Cannabis in Mauritania is illegal, but the country serves as a major transit point for Moroccan cannabis en route to Europe.

==Law==
In Mauritania, it is illegal to grow, sell, possess, or use cannabis. In 1977, hearings before the US House stated that the Mauritanian Drug Enforcement Administration lacked the staff and training to adequately deal with the cannabis issue in the country. Officials presenting the hearings recommended that the country adopt harsher laws on cannabis.

==Cannabis-trafficking route==
===Trafficking===
Mauritania is part of a cannabis-trafficking route extending from Morocco through Mauritania and on to Mali, then overland to Egypt and eventually to Europe. Approximately one-third of Moroccan cannabis transits this Sahel route. Morocco chooses to go through Mauritania to export its cannabis to avoid Algerian soils, the two countries being in a feud since the Western Sahara issue.

In 2011, Mauritania president Mohamed Ould Abdel Aziz stirred a controversy when he reduced the sentence of 5 cocaine smugglers, and a few months later the court released 30 convicted smugglers. In 2012, a smuggling network was dismantled, and it was discovered that it was using a special permit to cross the border delivered by the former Head of police of Mauritania.

In April 2015, Mohamed Ould Abdel Aziz highlighted in a report on Western Sahara submitted to the UN Security Council by Ban Ki-moon that «considerable quantity of cannabis resin» goes from Morocco to eastern Africa through Mauritania. When journalists of Al-Bayan elaborated on this idea in an article, it caused a diplomatic turmoil, and the chief adviser in the Algerian embassy in Nouakchott was expelled on the basis that Algeria was the source of those «lies and false allegations».

===Seizures===
A 2009 UN report on drug trafficking still considered that Mauritania lacked to resources to address its drug issues and observed that very few drug seizures had been recorded in the country.

In January 2012, the Mauritanian authorities seized 2 tons of cannabis in Nouadhibou, and 3.6 tons in Timbedra in May 2012.

In February 2016, the Mauritanian justice charged and jailed 11 people involved in a seizure of 1.3 tons of cannabis. The news report stated that a son of former president Mohamed Khouna Ould Haidalla was involved in the trafficking.
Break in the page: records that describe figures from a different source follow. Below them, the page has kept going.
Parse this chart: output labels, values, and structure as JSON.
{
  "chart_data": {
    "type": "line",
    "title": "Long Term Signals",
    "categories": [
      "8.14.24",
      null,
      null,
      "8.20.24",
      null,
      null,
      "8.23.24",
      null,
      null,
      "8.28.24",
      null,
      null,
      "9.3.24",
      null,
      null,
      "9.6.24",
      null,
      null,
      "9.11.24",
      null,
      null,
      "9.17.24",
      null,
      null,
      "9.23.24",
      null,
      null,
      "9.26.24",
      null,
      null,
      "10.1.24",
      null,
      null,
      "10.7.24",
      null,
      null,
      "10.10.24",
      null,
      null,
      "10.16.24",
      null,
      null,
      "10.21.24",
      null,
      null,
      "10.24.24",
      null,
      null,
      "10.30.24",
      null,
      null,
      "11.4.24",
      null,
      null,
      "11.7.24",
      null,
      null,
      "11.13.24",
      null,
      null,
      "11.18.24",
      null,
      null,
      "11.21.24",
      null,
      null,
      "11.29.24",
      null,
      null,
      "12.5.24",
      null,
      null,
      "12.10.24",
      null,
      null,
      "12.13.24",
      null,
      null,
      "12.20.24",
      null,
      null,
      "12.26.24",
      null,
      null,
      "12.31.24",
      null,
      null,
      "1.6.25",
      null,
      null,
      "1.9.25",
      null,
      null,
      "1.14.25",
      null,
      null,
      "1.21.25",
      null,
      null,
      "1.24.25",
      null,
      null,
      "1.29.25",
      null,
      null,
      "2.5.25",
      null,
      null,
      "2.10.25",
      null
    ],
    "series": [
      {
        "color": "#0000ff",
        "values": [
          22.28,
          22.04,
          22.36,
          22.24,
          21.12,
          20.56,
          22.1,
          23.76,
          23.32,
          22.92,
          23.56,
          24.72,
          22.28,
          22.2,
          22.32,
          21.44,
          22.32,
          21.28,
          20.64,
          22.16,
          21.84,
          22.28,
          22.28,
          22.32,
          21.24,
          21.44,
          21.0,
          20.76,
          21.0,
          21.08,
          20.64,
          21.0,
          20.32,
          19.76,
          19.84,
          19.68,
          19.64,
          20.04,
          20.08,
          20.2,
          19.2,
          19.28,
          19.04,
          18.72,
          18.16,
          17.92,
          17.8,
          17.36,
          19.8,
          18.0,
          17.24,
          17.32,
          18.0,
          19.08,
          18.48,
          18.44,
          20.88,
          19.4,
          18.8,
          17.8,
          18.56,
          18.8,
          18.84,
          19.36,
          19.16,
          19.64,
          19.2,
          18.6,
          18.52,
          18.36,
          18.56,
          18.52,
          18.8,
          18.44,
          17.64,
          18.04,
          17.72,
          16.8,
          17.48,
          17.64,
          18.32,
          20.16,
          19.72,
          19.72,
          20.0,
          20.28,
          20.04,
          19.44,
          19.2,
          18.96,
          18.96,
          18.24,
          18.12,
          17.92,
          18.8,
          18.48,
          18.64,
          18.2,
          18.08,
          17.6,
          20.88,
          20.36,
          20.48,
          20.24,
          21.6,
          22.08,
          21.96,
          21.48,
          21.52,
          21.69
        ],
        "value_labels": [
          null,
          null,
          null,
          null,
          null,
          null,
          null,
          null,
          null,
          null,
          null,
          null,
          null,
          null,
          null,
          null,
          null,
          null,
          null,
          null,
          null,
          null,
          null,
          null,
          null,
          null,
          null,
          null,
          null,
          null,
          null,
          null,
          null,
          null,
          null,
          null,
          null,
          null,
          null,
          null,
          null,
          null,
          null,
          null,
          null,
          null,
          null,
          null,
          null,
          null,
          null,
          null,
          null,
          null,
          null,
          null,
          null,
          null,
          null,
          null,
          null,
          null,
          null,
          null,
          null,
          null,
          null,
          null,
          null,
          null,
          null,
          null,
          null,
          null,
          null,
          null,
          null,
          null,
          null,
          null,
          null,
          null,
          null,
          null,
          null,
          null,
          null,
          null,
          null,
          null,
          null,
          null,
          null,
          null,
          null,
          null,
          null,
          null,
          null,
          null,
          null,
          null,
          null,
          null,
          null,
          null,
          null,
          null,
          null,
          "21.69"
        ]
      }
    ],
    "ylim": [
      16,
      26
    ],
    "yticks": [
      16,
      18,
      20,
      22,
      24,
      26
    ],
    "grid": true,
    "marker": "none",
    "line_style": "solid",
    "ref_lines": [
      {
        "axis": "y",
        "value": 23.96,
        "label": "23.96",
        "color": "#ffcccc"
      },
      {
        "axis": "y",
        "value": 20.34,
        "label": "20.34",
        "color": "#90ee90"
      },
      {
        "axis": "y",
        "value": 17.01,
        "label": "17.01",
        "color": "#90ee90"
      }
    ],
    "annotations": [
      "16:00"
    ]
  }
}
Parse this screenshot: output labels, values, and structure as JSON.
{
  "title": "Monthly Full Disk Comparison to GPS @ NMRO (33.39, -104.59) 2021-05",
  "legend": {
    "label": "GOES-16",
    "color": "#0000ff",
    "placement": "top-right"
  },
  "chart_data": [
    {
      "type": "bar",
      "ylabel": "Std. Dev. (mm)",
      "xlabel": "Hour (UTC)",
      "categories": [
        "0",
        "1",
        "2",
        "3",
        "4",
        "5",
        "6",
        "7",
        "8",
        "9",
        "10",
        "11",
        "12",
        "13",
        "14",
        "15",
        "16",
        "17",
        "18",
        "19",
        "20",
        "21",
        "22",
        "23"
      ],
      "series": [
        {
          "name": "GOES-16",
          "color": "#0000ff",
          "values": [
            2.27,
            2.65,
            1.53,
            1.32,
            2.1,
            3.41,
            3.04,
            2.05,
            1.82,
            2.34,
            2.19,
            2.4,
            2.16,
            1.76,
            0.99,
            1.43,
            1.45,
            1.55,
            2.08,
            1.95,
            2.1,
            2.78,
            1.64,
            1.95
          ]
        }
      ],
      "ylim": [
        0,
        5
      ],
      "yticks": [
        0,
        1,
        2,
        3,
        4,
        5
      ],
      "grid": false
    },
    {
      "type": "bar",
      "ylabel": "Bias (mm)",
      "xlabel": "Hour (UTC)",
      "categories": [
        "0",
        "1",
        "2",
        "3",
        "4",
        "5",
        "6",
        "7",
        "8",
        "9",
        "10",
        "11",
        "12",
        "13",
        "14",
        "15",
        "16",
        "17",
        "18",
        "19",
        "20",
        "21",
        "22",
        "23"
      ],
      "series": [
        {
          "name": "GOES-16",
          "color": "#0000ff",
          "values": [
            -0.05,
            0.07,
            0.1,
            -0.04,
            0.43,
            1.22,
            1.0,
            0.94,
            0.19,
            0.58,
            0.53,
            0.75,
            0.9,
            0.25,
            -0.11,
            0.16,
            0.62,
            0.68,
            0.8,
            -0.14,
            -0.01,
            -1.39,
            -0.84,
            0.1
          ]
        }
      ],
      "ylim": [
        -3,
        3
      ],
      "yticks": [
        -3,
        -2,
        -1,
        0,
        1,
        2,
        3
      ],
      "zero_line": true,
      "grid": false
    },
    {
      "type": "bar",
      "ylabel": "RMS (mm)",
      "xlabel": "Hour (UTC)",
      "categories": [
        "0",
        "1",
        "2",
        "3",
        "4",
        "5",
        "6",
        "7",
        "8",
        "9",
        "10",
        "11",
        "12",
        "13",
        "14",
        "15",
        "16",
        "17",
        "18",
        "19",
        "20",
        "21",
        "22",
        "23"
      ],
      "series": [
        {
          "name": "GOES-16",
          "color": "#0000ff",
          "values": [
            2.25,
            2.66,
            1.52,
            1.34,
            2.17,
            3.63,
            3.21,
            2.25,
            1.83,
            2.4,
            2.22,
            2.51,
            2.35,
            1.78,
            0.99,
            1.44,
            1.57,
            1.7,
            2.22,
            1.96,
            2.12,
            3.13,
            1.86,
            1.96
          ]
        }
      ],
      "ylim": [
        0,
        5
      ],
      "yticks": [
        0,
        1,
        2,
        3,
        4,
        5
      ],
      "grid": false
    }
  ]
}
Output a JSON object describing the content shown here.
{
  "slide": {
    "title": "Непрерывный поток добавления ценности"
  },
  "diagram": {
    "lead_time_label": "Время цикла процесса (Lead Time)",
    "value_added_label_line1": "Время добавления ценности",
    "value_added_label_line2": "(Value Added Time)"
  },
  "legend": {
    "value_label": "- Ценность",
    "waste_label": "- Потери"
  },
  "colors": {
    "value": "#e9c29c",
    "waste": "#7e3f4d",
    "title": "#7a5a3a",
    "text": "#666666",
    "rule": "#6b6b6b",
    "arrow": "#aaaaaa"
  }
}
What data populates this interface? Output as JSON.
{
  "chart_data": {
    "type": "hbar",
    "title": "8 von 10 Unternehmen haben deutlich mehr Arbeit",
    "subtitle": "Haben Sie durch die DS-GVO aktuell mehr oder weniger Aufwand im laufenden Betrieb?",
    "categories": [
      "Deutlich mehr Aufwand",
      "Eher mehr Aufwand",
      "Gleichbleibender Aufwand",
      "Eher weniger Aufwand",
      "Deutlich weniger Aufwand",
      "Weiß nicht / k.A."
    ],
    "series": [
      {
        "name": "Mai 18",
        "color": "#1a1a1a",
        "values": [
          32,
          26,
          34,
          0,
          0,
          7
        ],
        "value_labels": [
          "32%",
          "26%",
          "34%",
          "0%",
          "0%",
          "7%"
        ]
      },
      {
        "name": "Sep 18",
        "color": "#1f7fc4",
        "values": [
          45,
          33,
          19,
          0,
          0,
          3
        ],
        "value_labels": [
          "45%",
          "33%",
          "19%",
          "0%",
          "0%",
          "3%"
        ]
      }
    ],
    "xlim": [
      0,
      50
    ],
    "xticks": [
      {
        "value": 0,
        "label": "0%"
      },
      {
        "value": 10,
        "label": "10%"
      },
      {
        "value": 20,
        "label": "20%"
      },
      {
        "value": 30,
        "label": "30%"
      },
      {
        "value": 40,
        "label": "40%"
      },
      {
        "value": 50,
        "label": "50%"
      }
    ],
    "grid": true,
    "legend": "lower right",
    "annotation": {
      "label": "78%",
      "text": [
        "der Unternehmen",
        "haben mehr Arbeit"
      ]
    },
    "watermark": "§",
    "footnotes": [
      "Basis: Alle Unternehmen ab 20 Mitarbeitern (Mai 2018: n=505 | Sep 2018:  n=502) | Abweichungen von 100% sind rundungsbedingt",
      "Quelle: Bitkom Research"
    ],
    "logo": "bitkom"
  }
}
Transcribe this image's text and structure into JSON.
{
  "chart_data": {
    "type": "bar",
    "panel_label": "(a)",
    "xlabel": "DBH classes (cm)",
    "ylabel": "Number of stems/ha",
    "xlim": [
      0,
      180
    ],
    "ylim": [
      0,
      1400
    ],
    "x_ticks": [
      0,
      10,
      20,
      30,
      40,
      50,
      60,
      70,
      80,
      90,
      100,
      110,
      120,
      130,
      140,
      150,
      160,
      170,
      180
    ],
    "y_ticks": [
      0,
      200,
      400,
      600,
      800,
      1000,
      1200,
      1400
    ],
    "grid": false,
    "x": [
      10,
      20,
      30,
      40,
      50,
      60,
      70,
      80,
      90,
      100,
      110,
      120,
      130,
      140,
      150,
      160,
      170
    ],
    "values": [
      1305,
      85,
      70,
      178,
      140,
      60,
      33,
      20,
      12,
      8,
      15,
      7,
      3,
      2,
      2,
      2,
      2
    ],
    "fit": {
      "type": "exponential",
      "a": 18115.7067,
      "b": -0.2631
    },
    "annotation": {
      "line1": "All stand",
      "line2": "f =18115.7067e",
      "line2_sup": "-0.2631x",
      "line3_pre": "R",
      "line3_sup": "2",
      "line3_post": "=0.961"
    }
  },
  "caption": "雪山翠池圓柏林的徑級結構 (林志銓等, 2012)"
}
In February 2017, the Moroccan authorities seized 3.13 tons of cannabis in a truck at the Guerguerate crossing point between Morocco and Mauritania. A month later, at the same Guerguarate crossing point, the Moroccan authorities seized 7.42 tons of cannabis in a truck heading to Mauritania.

==Cultivation==
A 1996 report notes that small cannabis plots, irrigated by a dam on the Senegal River, have been found in Southern Mauritania.